A further contribution to the delineation of the 17q21.31 microdeletion syndrome: Central nervous involvement in two Italian patients

Abstract

The 17q21.31 microdeletion syndrome is a genetic disorder characterized by intellectual disability, facial dysmorphisms and a typical behavioral phenotype. Patients are usually described as friendly and cooperative but they can also show behavioral problems such as hyperactivity, bad humor, temper tantrums and poor interaction. Central nervous system involvement includes callosal dysgenesis/absence, enlargement of lateral ventricles and abnormalities of cyngulate gyrus. We report on two Italian patients with the 17q21.31 microdeletion syndrome better emphasizing neuroimaging and neuropsychological characteristics. In particular, we carried out an assessment of intellectual efficiency and behavior that turned out to be within the mild-moderate range of mental retardation, as already reported in the literature. To the best of our knowledge this is the first report of a patient with the 17q21.31 microdeletion and a Chiari malformation type 1 coexisting with a mild anomaly of medulla oblongata. This malformation should be considered in patients with the 17q21.31 microdeletion syndrome, presenting suggestive symptoms (headache, neck pain, cerebellar signs or muscle weakness).

Introduction

During the last few years, using high resolution genome analyses, several new microdeletion syndromes have been identified in patients with intellectual disability of unknown etiology and mild dysmorphisms, including, for example, the recurrent deletion involving chromosome region 17q21.31 [1], [2].Array-CGH analysis also allowed to reveal microduplication of the 17q21.31 region, associated with a clinical phenotype milder than those seen in the microdeletion counterpart [1]. The prevalence of the 17q21.31 microdeletion syndrome is 1 in 16,000, while, to the best of our knowledge, only six cases of the 17q21.31 microduplication have been described in literature up till now [1], [2]. Although a specific pattern of phenotypic anomalies has been described, the 17q21.31 microdeletion syndrome is still underdiagnosed.

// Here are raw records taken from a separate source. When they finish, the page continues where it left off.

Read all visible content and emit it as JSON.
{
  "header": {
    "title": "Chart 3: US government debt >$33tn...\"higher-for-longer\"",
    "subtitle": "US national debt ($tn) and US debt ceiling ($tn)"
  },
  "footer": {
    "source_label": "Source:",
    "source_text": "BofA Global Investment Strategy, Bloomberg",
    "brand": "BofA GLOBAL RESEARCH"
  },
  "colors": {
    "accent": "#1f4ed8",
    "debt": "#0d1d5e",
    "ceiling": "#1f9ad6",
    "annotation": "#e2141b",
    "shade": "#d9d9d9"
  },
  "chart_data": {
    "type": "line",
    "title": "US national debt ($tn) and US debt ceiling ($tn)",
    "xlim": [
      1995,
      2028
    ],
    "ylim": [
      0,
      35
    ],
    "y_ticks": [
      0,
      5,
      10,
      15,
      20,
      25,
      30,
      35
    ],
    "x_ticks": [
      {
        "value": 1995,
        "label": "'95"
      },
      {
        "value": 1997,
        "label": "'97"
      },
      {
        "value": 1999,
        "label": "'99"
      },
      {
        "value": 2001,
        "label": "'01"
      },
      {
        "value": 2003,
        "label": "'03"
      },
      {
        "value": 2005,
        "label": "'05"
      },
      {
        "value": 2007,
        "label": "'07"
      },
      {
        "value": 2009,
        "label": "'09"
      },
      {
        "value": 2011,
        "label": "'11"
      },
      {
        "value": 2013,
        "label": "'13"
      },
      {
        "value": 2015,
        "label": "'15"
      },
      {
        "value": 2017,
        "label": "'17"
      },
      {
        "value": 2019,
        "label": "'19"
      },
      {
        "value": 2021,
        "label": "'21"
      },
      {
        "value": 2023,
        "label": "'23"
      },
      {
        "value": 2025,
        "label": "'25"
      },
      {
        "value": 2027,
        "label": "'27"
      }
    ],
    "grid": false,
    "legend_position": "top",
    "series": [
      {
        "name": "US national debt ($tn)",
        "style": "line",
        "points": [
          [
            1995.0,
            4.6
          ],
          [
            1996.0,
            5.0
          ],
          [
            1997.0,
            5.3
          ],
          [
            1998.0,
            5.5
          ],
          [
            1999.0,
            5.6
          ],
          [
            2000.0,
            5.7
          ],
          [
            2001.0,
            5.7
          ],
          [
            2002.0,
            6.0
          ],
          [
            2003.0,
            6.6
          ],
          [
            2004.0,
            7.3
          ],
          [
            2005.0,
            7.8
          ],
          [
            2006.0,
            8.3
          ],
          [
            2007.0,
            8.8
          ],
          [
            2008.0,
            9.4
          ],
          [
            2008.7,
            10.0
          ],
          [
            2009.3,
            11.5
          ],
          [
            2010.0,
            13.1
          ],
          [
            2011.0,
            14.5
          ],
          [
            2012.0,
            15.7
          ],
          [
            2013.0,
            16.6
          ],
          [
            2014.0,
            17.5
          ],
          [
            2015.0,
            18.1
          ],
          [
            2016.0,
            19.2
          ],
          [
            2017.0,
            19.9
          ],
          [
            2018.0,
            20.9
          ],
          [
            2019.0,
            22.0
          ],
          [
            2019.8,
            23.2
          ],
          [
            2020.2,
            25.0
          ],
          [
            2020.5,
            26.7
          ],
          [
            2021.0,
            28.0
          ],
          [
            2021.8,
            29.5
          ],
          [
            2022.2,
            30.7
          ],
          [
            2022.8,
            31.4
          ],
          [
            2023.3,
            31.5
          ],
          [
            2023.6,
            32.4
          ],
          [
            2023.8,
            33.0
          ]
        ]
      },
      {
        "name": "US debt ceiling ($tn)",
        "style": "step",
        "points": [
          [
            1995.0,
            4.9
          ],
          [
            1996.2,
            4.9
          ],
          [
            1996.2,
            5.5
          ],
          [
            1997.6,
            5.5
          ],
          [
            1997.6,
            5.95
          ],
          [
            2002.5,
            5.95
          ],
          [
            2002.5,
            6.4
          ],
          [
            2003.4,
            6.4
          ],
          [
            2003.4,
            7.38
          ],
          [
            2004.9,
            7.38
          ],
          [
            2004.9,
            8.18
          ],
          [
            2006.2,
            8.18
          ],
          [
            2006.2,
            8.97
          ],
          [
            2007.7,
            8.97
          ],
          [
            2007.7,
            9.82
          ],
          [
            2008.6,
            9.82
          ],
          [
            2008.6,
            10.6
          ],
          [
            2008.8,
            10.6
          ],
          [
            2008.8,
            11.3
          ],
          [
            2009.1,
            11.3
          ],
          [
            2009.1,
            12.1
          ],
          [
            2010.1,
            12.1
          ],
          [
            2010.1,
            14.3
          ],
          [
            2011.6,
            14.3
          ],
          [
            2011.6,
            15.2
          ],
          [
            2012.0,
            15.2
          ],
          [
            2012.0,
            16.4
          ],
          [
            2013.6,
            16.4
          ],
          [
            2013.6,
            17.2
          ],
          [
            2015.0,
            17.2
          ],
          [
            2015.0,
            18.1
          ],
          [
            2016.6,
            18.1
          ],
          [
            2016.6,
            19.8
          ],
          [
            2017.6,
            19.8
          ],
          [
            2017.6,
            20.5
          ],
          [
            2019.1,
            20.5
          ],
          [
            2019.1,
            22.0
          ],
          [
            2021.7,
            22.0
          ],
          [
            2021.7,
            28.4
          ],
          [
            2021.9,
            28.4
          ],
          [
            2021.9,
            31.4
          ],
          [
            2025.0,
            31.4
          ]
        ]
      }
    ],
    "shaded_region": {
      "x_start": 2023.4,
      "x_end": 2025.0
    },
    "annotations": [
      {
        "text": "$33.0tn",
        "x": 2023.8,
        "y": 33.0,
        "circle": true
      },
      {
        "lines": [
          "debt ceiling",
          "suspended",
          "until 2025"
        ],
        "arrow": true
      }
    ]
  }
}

The critical region deleted in this syndrome spans about 424 kb, encompassing at least six genes, C17orf69, CRHR1, SPPL2C, MAPT, STH, and KANSL1 [2]. Haploinsufficiency of one or more of these genes may underlie the phenotype seen in individuals with the 17q21.31 deletion syndrome. Recently, a smaller deleted interval (205 kb), encompassing only the MAPT, STH and KANSL1 genes has been identified in a patient showing the classical 17q21.31 phenotype [3]. It is known that the deleted region, containing microtubule associated protein tau (MAPT) gene, coincides with an inversion polymorphism of about 900 kb [4]. Two highly divergent MAPT haplotypes, H1 and H2, with distinct linkage disequilibrium patterns across the region have been described [4], [5]. The MAPT haplotype H2, relatively common in European populations, is linked to the recurrent deletion events associated with the 17q21.31 microdeletion syndrome [5]. The MAPT gene is also of particular interest, as it is highly expressed in brain and involved in several neurodegenerative diseases.

Clinical features of the syndrome include: developmental delay, intellectual disability, hypotonia, seizures, heart anomalies, renal/urologic anomalies, hypermetropia, deformities of the feet and/or spine, facial dysmorphisms (abnormal hair color/texture, high/broad forehead, ptosis, blepharophimosis, upward slanting palpebral fissures, epicanthal folds, large/prominent ears, tubular or pear-shaped nose, bulbous nasal tip, everted lower lip). Behavioral style is described as friendly, amiable and cooperative with or without frequent laughing, reminding of the phenotypic features of Angelman syndrome. However, behavioral problems including hyperactivity, bad humor, temper tantrums, poor interaction with other children and speech delay are also reported.

In the present paper, we report on neuroimaging and neuropsychological features of two Italian patients with the 17q21.31 microdeletion syndrome with a focus on their evolution in time.